Introduction and index of this series is here.

When I originally played with the Unity Burst compiler in “Part 3: C#, Unity, Burst”, I just did the simplest possible “get C# working, get it working on Burst” thing and left it there. Later on in “Part 10: Update C#" I updated it to use Structure-of-Arrays data layout for scene objects, and that was about it. Let’s do something about this.

Meanwhile, I have switched from late-2013 MacBookPro to mid-2018 one, so the performance numbers on a “Mac” will be different from the ones in previous posts.

Update to latest Unity + Burst + Mathematics versions

First of all, let’s update the Unity version we use from some random 2018.1 beta to the latest stable 2018.2.13, and update Burst (to 0.2.4-preview.34) & Mathematics (to 0.0.12-preview.19) packages along the way. Mathematics renamed lengthSquared to lengthsq, and introduced a PI constant that clashed with our own one :) These trivial updates in this commit.

Just that got performance on PC from 81.4 to 84.3 Mray/s, and on Mac from 31.5 to 36.5 Mray/s. I guess either Burst or Mathematics (or both) got some optimizations during this half a year, nice!

Add some “manual SIMD” to sphere intersection

Very similar to how in Part 8: SSE HitSpheres I made the C++ HitSpheres function do intersection testing of one ray against 4 spheres at once, we’ll do the same in our Unity C# Burst code.

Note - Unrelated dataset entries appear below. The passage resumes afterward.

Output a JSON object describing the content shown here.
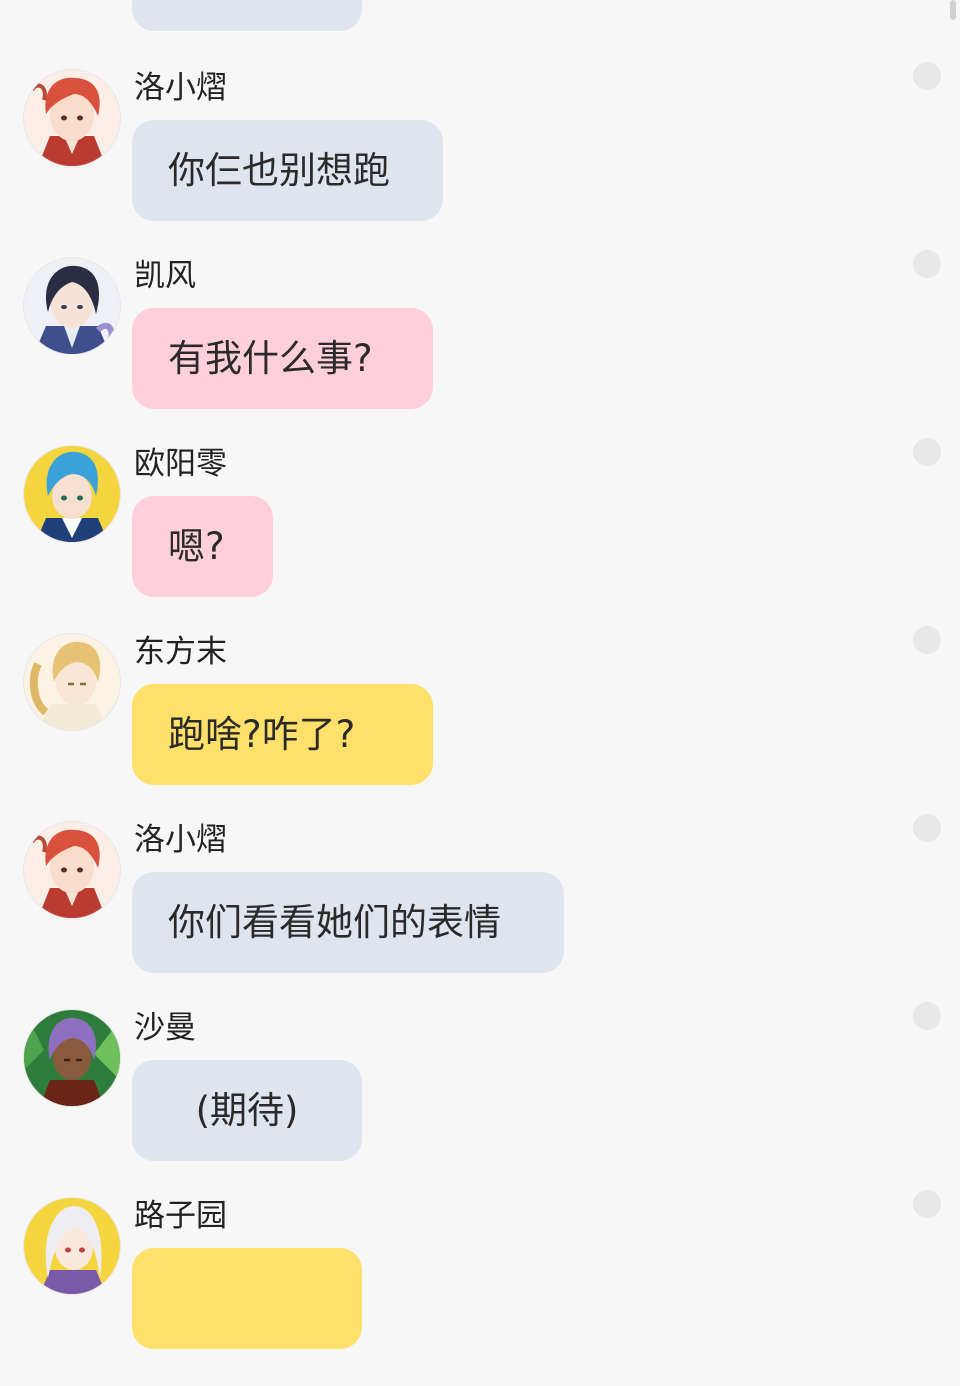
{
  "colors": {
    "background": "#f7f7f7",
    "bubble_gray": "#dfe5ee",
    "bubble_pink": "#ffd0dc",
    "bubble_yellow": "#ffe06a",
    "dot": "#e8e8e8"
  },
  "messages": [
    {
      "sender": "洛小熠",
      "text": "你仨也别想跑",
      "bubble_color": "gray",
      "avatar_icon": "red-hair-boy-avatar-icon"
    },
    {
      "sender": "凯风",
      "text": "有我什么事?",
      "bubble_color": "pink",
      "avatar_icon": "dark-hair-boy-avatar-icon"
    },
    {
      "sender": "欧阳零",
      "text": "嗯?",
      "bubble_color": "pink",
      "avatar_icon": "blue-hair-boy-avatar-icon"
    },
    {
      "sender": "东方末",
      "text": "跑啥?咋了?",
      "bubble_color": "yellow",
      "avatar_icon": "blonde-hair-boy-avatar-icon"
    },
    {
      "sender": "洛小熠",
      "text": "你们看看她们的表情",
      "bubble_color": "gray",
      "avatar_icon": "red-hair-boy-avatar-icon"
    },
    {
      "sender": "沙曼",
      "text": "(期待)",
      "bubble_color": "gray",
      "avatar_icon": "purple-hair-girl-avatar-icon"
    },
    {
      "sender": "路子园",
      "text": "",
      "bubble_color": "yellow",
      "avatar_icon": "white-hair-girl-avatar-icon"
    }
  ]
}
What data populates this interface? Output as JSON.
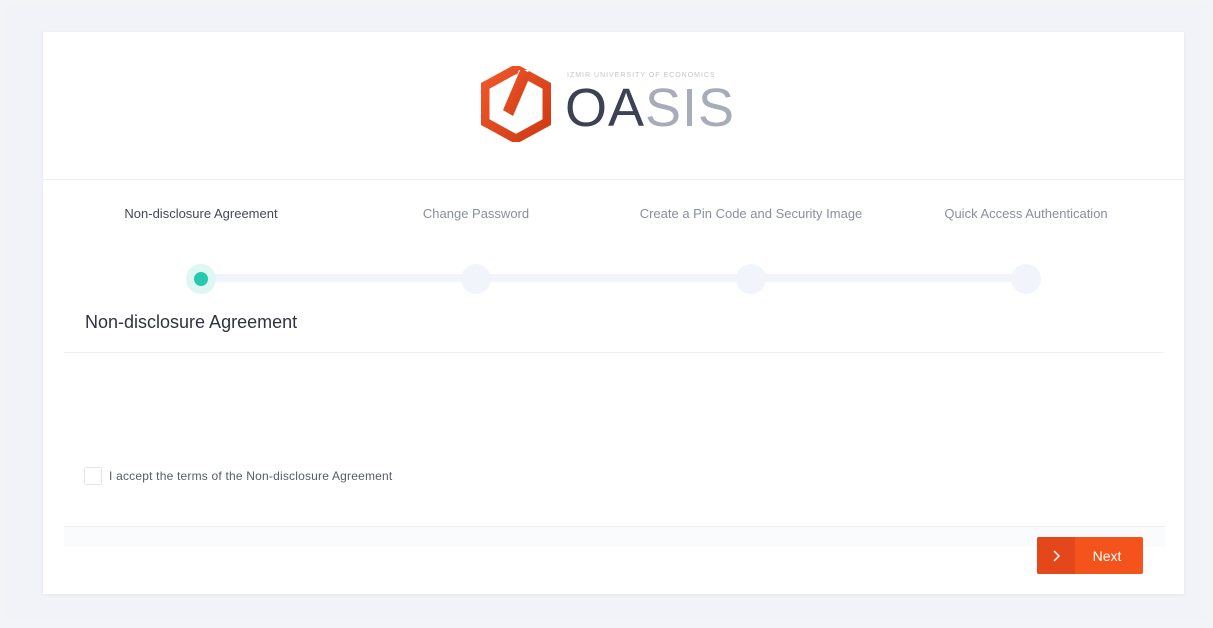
{
  "logo": {
    "university": "IZMIR UNIVERSITY OF ECONOMICS",
    "wordmark_dark": "OA",
    "wordmark_light": "SIS",
    "mark_icon": "hexagon-slash-logo-icon",
    "brand_color": "#e84a1c"
  },
  "stepper": {
    "steps": [
      {
        "label": "Non-disclosure Agreement",
        "active": true
      },
      {
        "label": "Change Password",
        "active": false
      },
      {
        "label": "Create a Pin Code and Security Image",
        "active": false
      },
      {
        "label": "Quick Access Authentication",
        "active": false
      }
    ],
    "active_color": "#26c9b0"
  },
  "section": {
    "title": "Non-disclosure Agreement"
  },
  "accept": {
    "label": "I accept the terms of the Non-disclosure Agreement",
    "checked": false
  },
  "footer": {
    "next_label": "Next",
    "next_icon": "chevron-right-icon",
    "button_color": "#f4541c"
  }
}
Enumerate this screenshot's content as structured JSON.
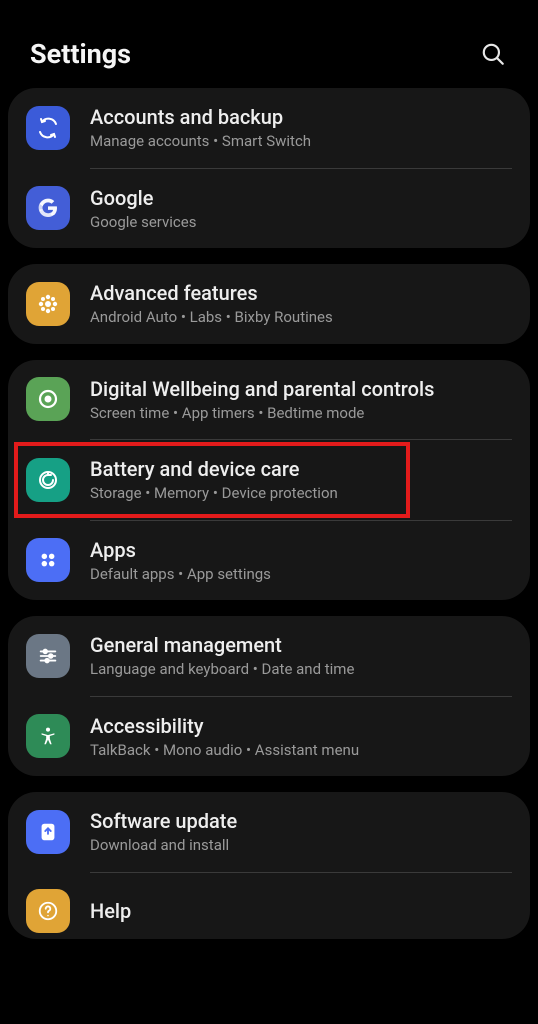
{
  "header": {
    "title": "Settings"
  },
  "groups": [
    {
      "items": [
        {
          "id": "accounts-backup",
          "icon": "sync",
          "iconBg": "#3b5bd9",
          "title": "Accounts and backup",
          "sub": "Manage accounts  •  Smart Switch"
        },
        {
          "id": "google",
          "icon": "google",
          "iconBg": "#435ed7",
          "title": "Google",
          "sub": "Google services"
        }
      ]
    },
    {
      "items": [
        {
          "id": "advanced-features",
          "icon": "gear-flower",
          "iconBg": "#e0a436",
          "title": "Advanced features",
          "sub": "Android Auto  •  Labs  •  Bixby Routines"
        }
      ]
    },
    {
      "items": [
        {
          "id": "digital-wellbeing",
          "icon": "wellbeing",
          "iconBg": "#5aa356",
          "title": "Digital Wellbeing and parental controls",
          "sub": "Screen time  •  App timers  •  Bedtime mode"
        },
        {
          "id": "battery-device-care",
          "icon": "device-care",
          "iconBg": "#16a085",
          "title": "Battery and device care",
          "sub": "Storage  •  Memory  •  Device protection",
          "highlighted": true
        },
        {
          "id": "apps",
          "icon": "apps",
          "iconBg": "#4c6ef5",
          "title": "Apps",
          "sub": "Default apps  •  App settings"
        }
      ]
    },
    {
      "items": [
        {
          "id": "general-management",
          "icon": "sliders",
          "iconBg": "#6b7785",
          "title": "General management",
          "sub": "Language and keyboard  •  Date and time"
        },
        {
          "id": "accessibility",
          "icon": "accessibility",
          "iconBg": "#2e8b57",
          "title": "Accessibility",
          "sub": "TalkBack  •  Mono audio  •  Assistant menu"
        }
      ]
    },
    {
      "items": [
        {
          "id": "software-update",
          "icon": "update",
          "iconBg": "#4c6ef5",
          "title": "Software update",
          "sub": "Download and install"
        },
        {
          "id": "help",
          "icon": "help",
          "iconBg": "#e0a436",
          "title": "Help",
          "sub": ""
        }
      ]
    }
  ]
}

The thought process and work done is extremely similar to the C++ side done in Part 8 and Part 9; basically:

  • Since data for our spheres is laid out nicely in SoA style arrays, we can easily load data for 4 of them at once.
  • Do all ray intersection math on these 4 spheres,
  • If any are hit, pick the closest one and calculate final hit position & normal.

HitSpheres function code gets to be extremely similar between C++ version and C# version. In fact the C# one is cleaner since float4, int4 and bool4 types in Mathematics package are way more complete SIMD wrappers than my toy manual implementations in the C++ version.

The full change commit is here.

Performance: PC from 84.3 to 133 Mray/s, and Mac from 35.5 to 60.0 Mray/s. Not bad!

Updated numbers for new Mac hardware

Implementation PC Mac
GPU 1854 246
C++, SSE+SoA HitSpheres 187 74
C#, Unity Burst, 4-wide HitSpheres 133 60
C++, SoA HitSpheres 100 36
C#, Unity Burst 82 36
C#, .NET Core 53.0 23.6
C#, mono -O=float32 --llvm w/ MONO_INLINELIMIT=100 22.0
C#, mono -O=float32 --llvm 18.9
C#, mono -O=float32 11.0
C#, mono 6.1
  • PC is AMD ThreadRipper 1950X (3.4GHz, 16c/16t - SMT disabled) with GeForce GTX 1080 Ti.
  • Mac is mid-2018 MacBookPro (Core i9-8950HK 2.9GHz, 6c/12t) with AMD Radeon Pro 560X.
  • Unity version 2018.2.13 with Burst 0.2.4-preview.34 and Mathematics 0.0.12-preview.19.
  • Mono version 5.12.
  • .NET Core version 2.1.302.

All code is on github at 16-burst-simd tag.